E-Cadherin-mediated cell-to-cell adhesion plays a critical role in the maintenance of cell polarity and environment (7 , 8) . E-Cadherin was reported to be down-regulated and closely related to tumor invasion and metastasis in HCCs and other cancers (7) . Genetic and epigenetic alteration of E-cadherin was also reported (7) . Somatic mutation, loss of heterozygosity of the E-cadherin gene, and CpG methylation around the promoter region of the E-cadherin gene were noted in human gastric cancer, breast cancer, and HCC (9, 10, 11, 12, 13) . However, E-cadherin promoter hypermethylation is not always associated with loss of expression (13) , and evidence has been presented that E-cadherin expression could be repressed by mechanisms other than promoter hypermethylation (14) . The heterogeneity and reversibility of E-cadherin protein expression are both controversial areas (7) .

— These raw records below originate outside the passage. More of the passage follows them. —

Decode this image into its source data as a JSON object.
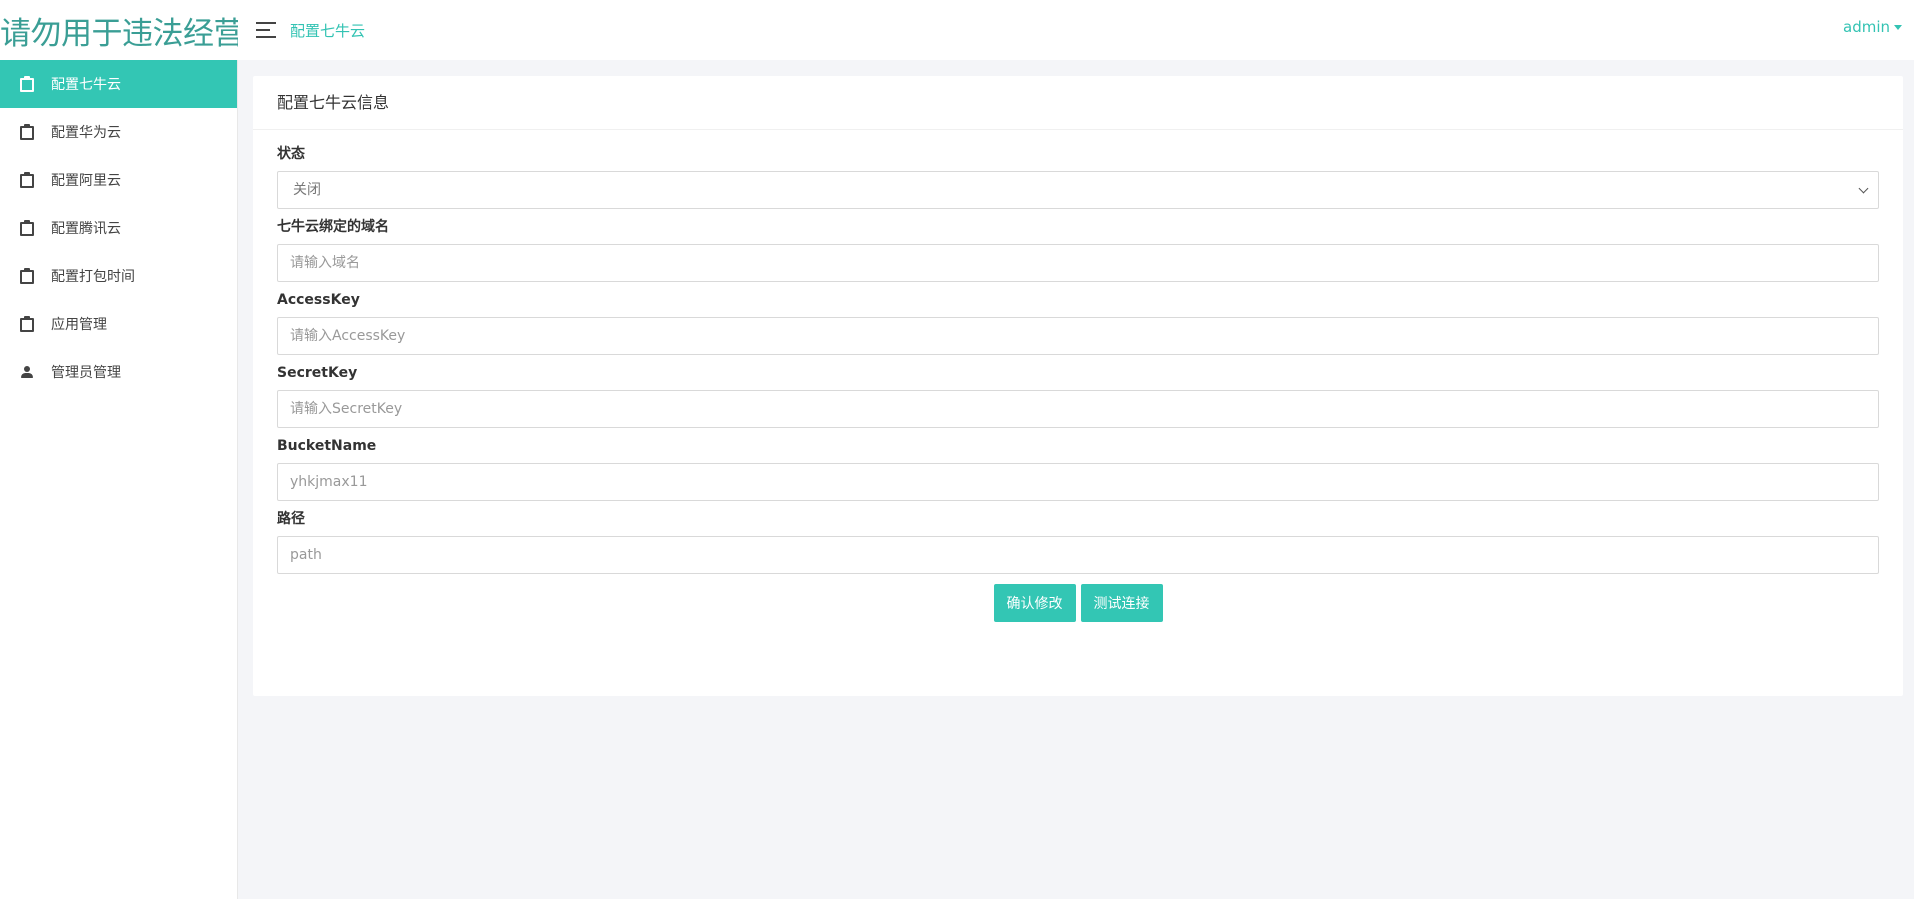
{
  "header": {
    "brand": "请勿用于违法经营",
    "breadcrumb": "配置七牛云",
    "user": "admin"
  },
  "sidebar": {
    "items": [
      {
        "label": "配置七牛云",
        "icon": "clipboard-icon",
        "active": true
      },
      {
        "label": "配置华为云",
        "icon": "clipboard-icon",
        "active": false
      },
      {
        "label": "配置阿里云",
        "icon": "clipboard-icon",
        "active": false
      },
      {
        "label": "配置腾讯云",
        "icon": "clipboard-icon",
        "active": false
      },
      {
        "label": "配置打包时间",
        "icon": "clipboard-icon",
        "active": false
      },
      {
        "label": "应用管理",
        "icon": "clipboard-icon",
        "active": false
      },
      {
        "label": "管理员管理",
        "icon": "person-icon",
        "active": false
      }
    ]
  },
  "card": {
    "title": "配置七牛云信息"
  },
  "form": {
    "status": {
      "label": "状态",
      "selected": "关闭"
    },
    "domain": {
      "label": "七牛云绑定的域名",
      "placeholder": "请输入域名",
      "value": ""
    },
    "access_key": {
      "label": "AccessKey",
      "placeholder": "请输入AccessKey",
      "value": ""
    },
    "secret_key": {
      "label": "SecretKey",
      "placeholder": "请输入SecretKey",
      "value": ""
    },
    "bucket_name": {
      "label": "BucketName",
      "placeholder": "yhkjmax11",
      "value": ""
    },
    "path": {
      "label": "路径",
      "placeholder": "path",
      "value": ""
    }
  },
  "actions": {
    "confirm": "确认修改",
    "test": "测试连接"
  },
  "colors": {
    "accent": "#33c6b4",
    "brand": "#3a9e95",
    "background": "#f4f5f8"
  }
}
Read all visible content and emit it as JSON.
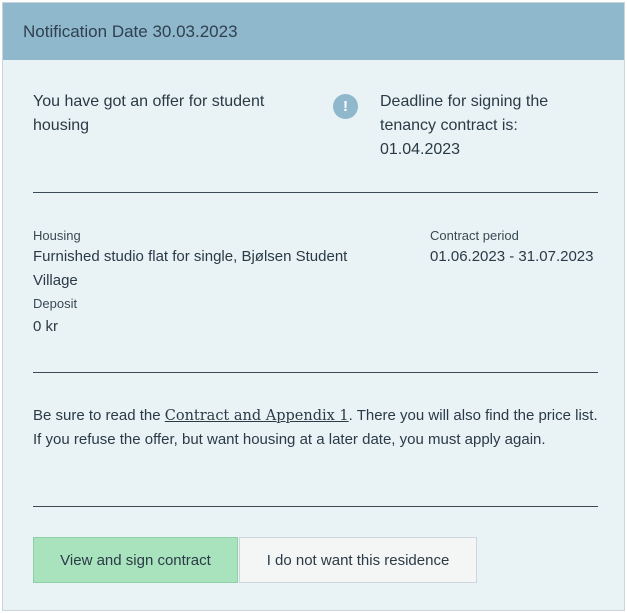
{
  "header": {
    "notification_date": "Notification Date 30.03.2023"
  },
  "offer": {
    "message": "You have got an offer for student housing",
    "info_icon": "info-icon",
    "info_glyph": "!",
    "deadline_text": "Deadline for signing the tenancy contract is:",
    "deadline_date": "01.04.2023"
  },
  "details": {
    "housing_label": "Housing",
    "housing_value": "Furnished studio flat for single, Bjølsen Student Village",
    "deposit_label": "Deposit",
    "deposit_value": "0 kr",
    "contract_period_label": "Contract period",
    "contract_period_value": "01.06.2023 - 31.07.2023"
  },
  "notice": {
    "before_link": "Be sure to read the ",
    "link_text": "Contract and Appendix 1",
    "after_link": ". There you will also find the price list. If you refuse the offer, but want housing at a later date, you must apply again."
  },
  "actions": {
    "sign_label": "View and sign contract",
    "decline_label": "I do not want this residence"
  },
  "colors": {
    "header_bg": "#8fb8cc",
    "card_bg": "#e9f2f5",
    "primary_button": "#a8e3bd",
    "secondary_button": "#f4f5f5"
  }
}
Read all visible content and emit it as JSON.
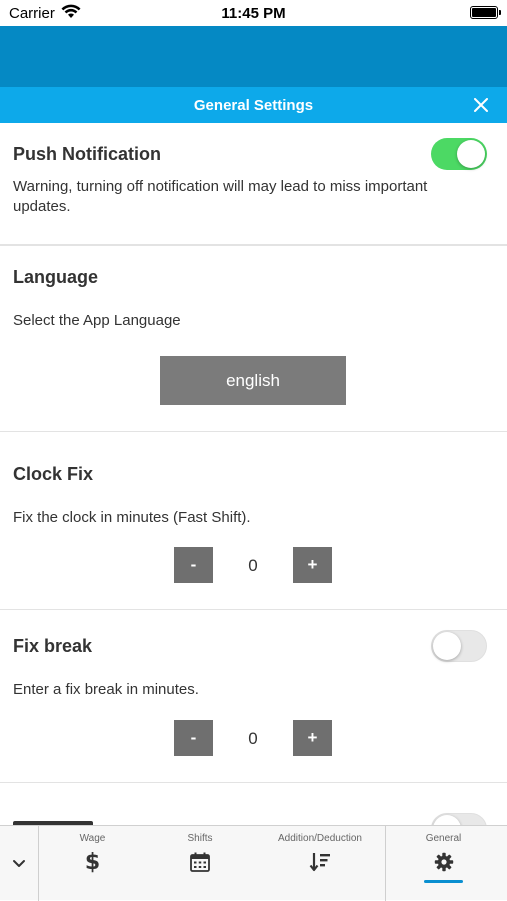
{
  "status_bar": {
    "carrier": "Carrier",
    "time": "11:45 PM"
  },
  "header": {
    "title": "General Settings"
  },
  "push_notification": {
    "title": "Push Notification",
    "description": "Warning, turning off notification will may lead to miss important updates.",
    "enabled": true
  },
  "language": {
    "title": "Language",
    "description": "Select the App Language",
    "selected": "english"
  },
  "clock_fix": {
    "title": "Clock Fix",
    "description": "Fix the clock in minutes (Fast Shift).",
    "minus_label": "-",
    "value": "0",
    "plus_label": "+"
  },
  "fix_break": {
    "title": "Fix break",
    "description": "Enter a fix break in minutes.",
    "enabled": false,
    "minus_label": "-",
    "value": "0",
    "plus_label": "+"
  },
  "tab_bar": {
    "tabs": [
      {
        "label": "Wage",
        "icon": "dollar-icon"
      },
      {
        "label": "Shifts",
        "icon": "calendar-icon"
      },
      {
        "label": "Addition/Deduction",
        "icon": "sort-icon"
      },
      {
        "label": "General",
        "icon": "gear-icon",
        "active": true
      }
    ]
  },
  "colors": {
    "header_band": "#0589c4",
    "title_bar": "#0da9ea",
    "toggle_on": "#4cd964",
    "button_gray": "#6f6f6f",
    "active_tab_indicator": "#0a8fd0"
  }
}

Recently, the Snail transcription factor was reported to directly repress E-cadherin expression in many epithelial cancers associated with epithelial-mesenchymal transitions (15 , 16) . The zinc finger transcription factor Snail was first identified in Drosophila and is essential for mesoderm formation (17) . Drosophila embryos homozygous for Snail mutations fail to develop a mesoderm layer and die early in embryogenesis (18) , and there is an association with impaired down-regulation of E-cadherin (19) . In Drosophila and mouse gastrulation, Snail is expressed in ectodermal epithelial cells during transition into mesenchymal cells (18 , 20) . Reverse correlation of Snail and E-cadherin expression has been noted in cultured malignant cells of melanomas, squamous cell carcinomas, and HCCs (21, 22, 23) . Recently, Hajra et al. (24) reported that Slug, also a zing-finger protein and a Snail family member, is a likely repressor of E-cadherin in breast cancer cell lines. However, we can find no documentation regarding the expression of Snail or Slug in human HCC tissue.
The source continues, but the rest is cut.